Naturalmente, hay una serie de causas adicionales que alimentan la dinámica. Por de pronto, el voto voluntario tiende a polarizar la discusión, pues incentiva la búsqueda de nichos específicos. El nuevo sistema electoral multiplica esos mismos nichos, al permitir que candidatos con muy pocos votos accedan a escaños parlamentarios. La discusión pública es colonizada por actores más bien periféricos que carecen de visión de conjunto, pero que empujan el debate hacia temas muy específicos.
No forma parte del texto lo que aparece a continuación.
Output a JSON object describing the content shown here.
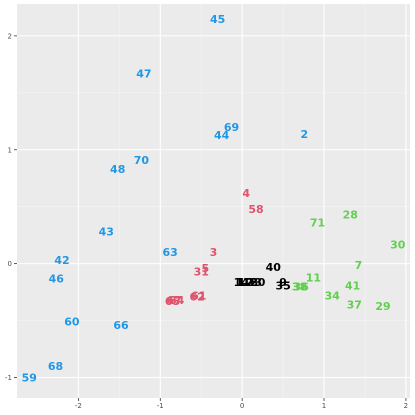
{
  "chart_data": {
    "type": "scatter",
    "title": "",
    "xlabel": "",
    "ylabel": "",
    "xlim": [
      -2.75,
      2.05
    ],
    "ylim": [
      -1.18,
      2.28
    ],
    "x_ticks": [
      -2,
      -1,
      0,
      1,
      2
    ],
    "y_ticks": [
      -1,
      0,
      1,
      2
    ],
    "x_tick_labels": [
      "-2",
      "-1",
      "0",
      "1",
      "2"
    ],
    "y_tick_labels": [
      "-1",
      "0",
      "1",
      "2"
    ],
    "grid": true,
    "colors": {
      "panel": "#ebebeb",
      "grid_major": "#ffffff",
      "blue": "#2297e6",
      "red": "#df536b",
      "green": "#61d04f",
      "black": "#000000"
    },
    "groups": [
      {
        "color": "blue",
        "points": [
          {
            "label": "45",
            "x": -0.3,
            "y": 2.15
          },
          {
            "label": "47",
            "x": -1.2,
            "y": 1.67
          },
          {
            "label": "69",
            "x": -0.13,
            "y": 1.2
          },
          {
            "label": "44",
            "x": -0.25,
            "y": 1.13
          },
          {
            "label": "2",
            "x": 0.76,
            "y": 1.14
          },
          {
            "label": "70",
            "x": -1.23,
            "y": 0.91
          },
          {
            "label": "48",
            "x": -1.52,
            "y": 0.83
          },
          {
            "label": "43",
            "x": -1.66,
            "y": 0.28
          },
          {
            "label": "63",
            "x": -0.88,
            "y": 0.1
          },
          {
            "label": "42",
            "x": -2.2,
            "y": 0.03
          },
          {
            "label": "46",
            "x": -2.27,
            "y": -0.13
          },
          {
            "label": "60",
            "x": -2.08,
            "y": -0.51
          },
          {
            "label": "66",
            "x": -1.48,
            "y": -0.54
          },
          {
            "label": "68",
            "x": -2.28,
            "y": -0.9
          },
          {
            "label": "59",
            "x": -2.6,
            "y": -1.0
          }
        ]
      },
      {
        "color": "red",
        "points": [
          {
            "label": "4",
            "x": 0.05,
            "y": 0.62
          },
          {
            "label": "58",
            "x": 0.17,
            "y": 0.48
          },
          {
            "label": "3",
            "x": -0.35,
            "y": 0.1
          },
          {
            "label": "5",
            "x": -0.45,
            "y": -0.04
          },
          {
            "label": "31",
            "x": -0.5,
            "y": -0.07
          },
          {
            "label": "61",
            "x": -0.53,
            "y": -0.28
          },
          {
            "label": "62",
            "x": -0.55,
            "y": -0.29
          },
          {
            "label": "64",
            "x": -0.8,
            "y": -0.32
          },
          {
            "label": "65",
            "x": -0.85,
            "y": -0.33
          },
          {
            "label": "67",
            "x": -0.83,
            "y": -0.32
          }
        ]
      },
      {
        "color": "green",
        "points": [
          {
            "label": "28",
            "x": 1.32,
            "y": 0.43
          },
          {
            "label": "71",
            "x": 0.92,
            "y": 0.36
          },
          {
            "label": "30",
            "x": 1.9,
            "y": 0.17
          },
          {
            "label": "7",
            "x": 1.42,
            "y": -0.01
          },
          {
            "label": "11",
            "x": 0.87,
            "y": -0.12
          },
          {
            "label": "41",
            "x": 1.35,
            "y": -0.19
          },
          {
            "label": "36",
            "x": 0.72,
            "y": -0.2
          },
          {
            "label": "38",
            "x": 0.7,
            "y": -0.2
          },
          {
            "label": "34",
            "x": 1.1,
            "y": -0.28
          },
          {
            "label": "37",
            "x": 1.37,
            "y": -0.36
          },
          {
            "label": "29",
            "x": 1.72,
            "y": -0.37
          }
        ]
      },
      {
        "color": "black",
        "points": [
          {
            "label": "40",
            "x": 0.38,
            "y": -0.03
          },
          {
            "label": "1",
            "x": -0.03,
            "y": -0.16
          },
          {
            "label": "14",
            "x": -0.01,
            "y": -0.16
          },
          {
            "label": "12",
            "x": 0.04,
            "y": -0.16
          },
          {
            "label": "18",
            "x": 0.1,
            "y": -0.16
          },
          {
            "label": "23",
            "x": 0.15,
            "y": -0.16
          },
          {
            "label": "20",
            "x": 0.19,
            "y": -0.16
          },
          {
            "label": "9",
            "x": 0.5,
            "y": -0.16
          },
          {
            "label": "35",
            "x": 0.5,
            "y": -0.19
          }
        ]
      }
    ]
  }
}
Al mismo tiempo, la crisis profunda que vive la UDI -que dejó de ser un partido de cuadros para transformarse en mero administrador de cuotas de poder- le impide contener la presión proveniente desde su derecha. Como si esto fuera poco, el entorno global parece ir en la misma dirección, y le va mostrando a Kast un camino y un método. El oficialismo, por su parte, también lo ayuda. La falta de carácter del Ejecutivo en temas relevantes -como la ley de género y la objeción de conciencia institucional- y la ausencia de liderazgos nítidos lo dejan en una posición muy cómoda (dicho sea de paso, aquí reside uno de los principales puntos ciegos del piñerismo: al no permitir que emerjan liderazgos bajo su alero, los jugadores libres corren con mucha ventaja).

Kast ha sabido explotar cada una de estas posibilidades, con un talento que escasea entre nuestros políticos. Tiene, además, un sentido de misión que en política suele ser decisivo. En efecto, su estrategia juega en el largo plazo, en la medida en que su objetivo final no es llegar a la Presidencia, sino influir. Para lograrlo, no tiene ninguna necesidad de convencer a la mitad del electorado, pues le basta con acercarse a los veinte puntos, y convertirse así en un fenómeno incómodo y difícil de procesar.

Desde luego, nada de esto quita que el fenómeno tenga una dimensión patológica que no deberíamos pasar por alto. Después de todo, Kast va cediendo cada vez más a la tentación de extremar sistemáticamente su discurso. La espiral es interminable, y no tiene final feliz, porque la provocación llama a la provocación. Aunque la tecla funciona, es algo perversa. El ejemplo más nítido -pero no el único- es La Araucanía. En ese tema, el discurso kastista es de un simplismo grosero, pues solo integra elementos relativos a la seguridad, como si el problema mapuche fuera de carácter militar (así intentamos resolverlo en el siglo XIX, y así nos fue). En este contexto, el reto de los políticos moderados es ir más allá de la indignación, y tener la capacidad de construir acuerdos -en esta y otras materias- que vuelvan patente el absurdo al que conduce esa lógica. La pregunta, claro, es si acaso la clase política estará a la altura del desafío.